In the 1990s, Ward and the blood made it to Oxford University in England, and the prominent researcher took the position of head of the Institute of Biological Anthropology. The blood was kept in a freezer and loaned out to other researchers for study, again without the consent of the Nuu-chah-nulth.

Over time, medical ethicists have come to conclude that what Ward did with the blood was unethical, something the Nuu-chah-nulth believed all along.

“I gave my blood, and gave permission to take my children’s blood because they said this study would help us out,” the now late Katherine Frank told Ha-Shilth-Sa’s David Wiwchar in 2000. “To use it for something else without our permission is very wrong.”

Baird, and others, began a long struggle to have the blood samples returned to the community.

Nuu-chah-nulth custom is such that you don’t leave this world without all your parts, Baird told a group of researchers who had visited with the Nuu-chah-nulth Research Ethics Committee on July 17. The committee was formed in 2004, a result of what has become known as the “Bad Blood” controversy.

The committee is charged with protecting the community from such treatment as they experienced with Ward, so that research is conducted ethically and morally in the communities. Members have developed standards and criteria that researchers must meet before they will be allowed in the territory.

The researchers visiting that day were members of a summer institute with the Canadian Coalition for Global Health Research. They came from all parts of the world, and were specifically looking at health research and Indigenous peoples.
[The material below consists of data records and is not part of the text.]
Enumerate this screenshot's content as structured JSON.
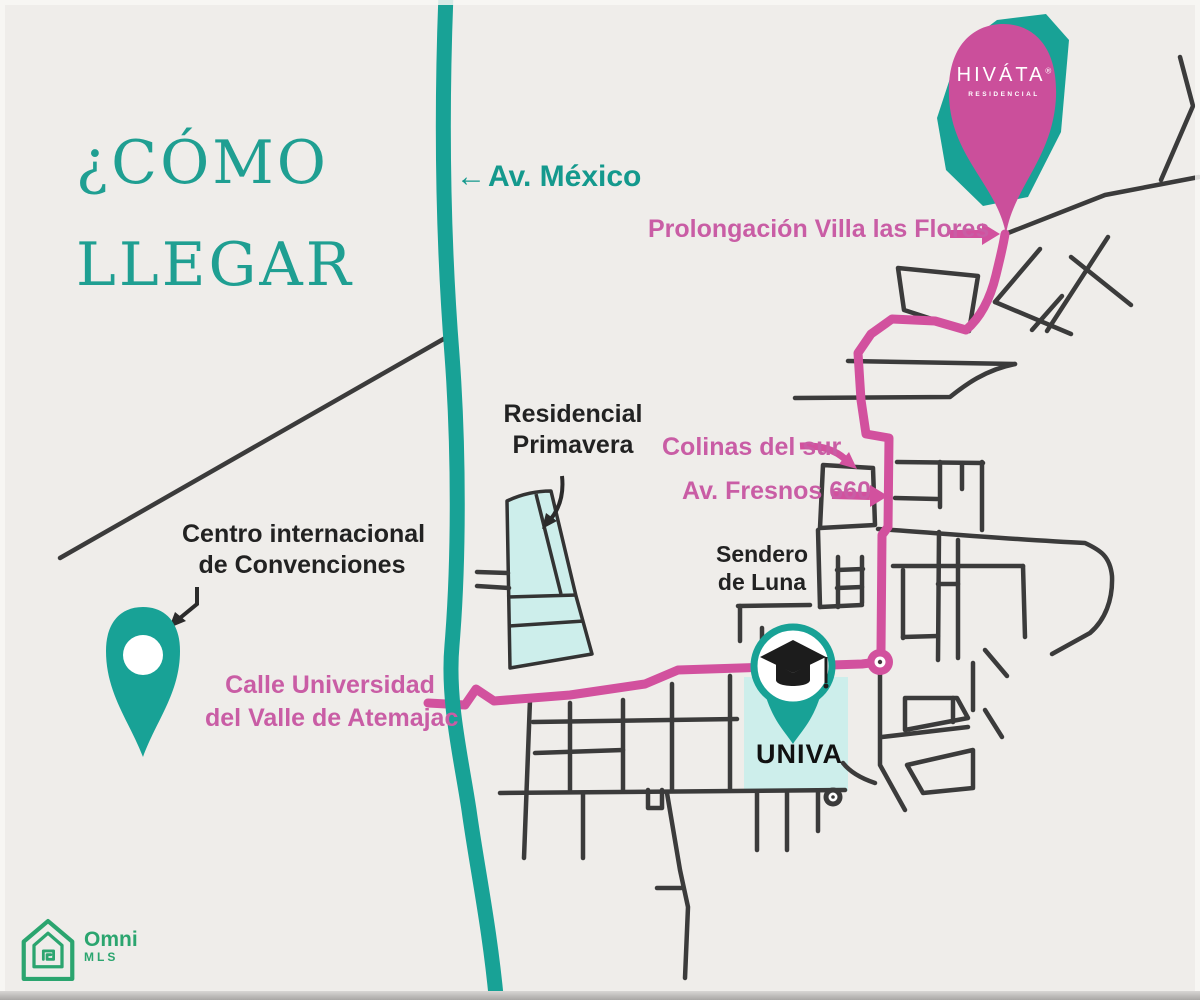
{
  "colors": {
    "background": "#efedea",
    "teal": "#18a296",
    "pink_route": "#d2519e",
    "pink_text": "#c95da5",
    "street": "#3b3b3b",
    "block_fill": "#cdeeeb",
    "logo_green": "#2ba56f"
  },
  "title": {
    "line1": "¿CÓMO",
    "line2": "LLEGAR"
  },
  "streets": {
    "av_mexico": {
      "arrow": "←",
      "label": "Av. México"
    },
    "prolongacion_label": "Prolongación Villa las Flores",
    "colinas_label": "Colinas del sur",
    "fresnos_label": "Av. Fresnos 660",
    "calle_universidad": {
      "line1": "Calle Universidad",
      "line2": "del Valle de Atemajac"
    }
  },
  "places": {
    "residencial_primavera": {
      "line1": "Residencial",
      "line2": "Primavera"
    },
    "centro_convenciones": {
      "line1": "Centro internacional",
      "line2": "de Convenciones"
    },
    "sendero_luna": {
      "line1": "Sendero",
      "line2": "de Luna"
    },
    "univa": "UNIVA",
    "hivata": {
      "name": "HIVÁTA",
      "mark": "®",
      "subtitle": "RESIDENCIAL"
    }
  },
  "logo": {
    "brand": "Omni",
    "sub": "MLS"
  }
}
They had studied the Nuu-chah-nulth bad blood case, and were enthusiastic to meet with the committee.

Many researchers spoke about research being conducted in their communities without the consent of their people.

Lisa Chant of the Ngati Whatare tribe of the Maori described a similar struggle to return biological samples. “Be strong,” she told committee members. “The end of your journey is in sight.”

Then, as is the custom of her tribe, she sang a song in honor of the committee members and their efforts on behalf of the Nuu-chah-nulth people.

Rafael Alulema of Ecuador, speaking through a translator, said there were stories in his country of samples taken from unconscious people in hospital, and that the Indigenous people there had lost trust in researchers.

Lynette Barbosa, who is a tribal council support person for the research ethics committee, said while the bad blood controversy did impact people emotionally, the formation of the committee empowered the Nuu-chah-nulth people.

Darleen Watts, the chair of the committee, said part of their mandate was to get the blood back and that is what they have done. The blood would be disposed of at West Coast General Hospital and the chapter closed on the Ward research incident.

“Now we can focus our energies in other areas,” she said.

The bottom line of the whole experience, said Baird, is that “what is inside this skin is mine.”

Vic Nuefeld, who was the leader of the research summer institute, put it another way. When research is done on an issue and samples are taken, then the “blood is on loan for that purpose.” He said it was that principle itself that is a breakthrough idea.

Baird then took the blood to the hospital in Port Alberni and handed it over to chief lab technician Karin Ficsher, who sent it out with a bio-waste company for disposal.

“It’s no longer on our plate,” he told the committee. “It’s done. It’s concluded.”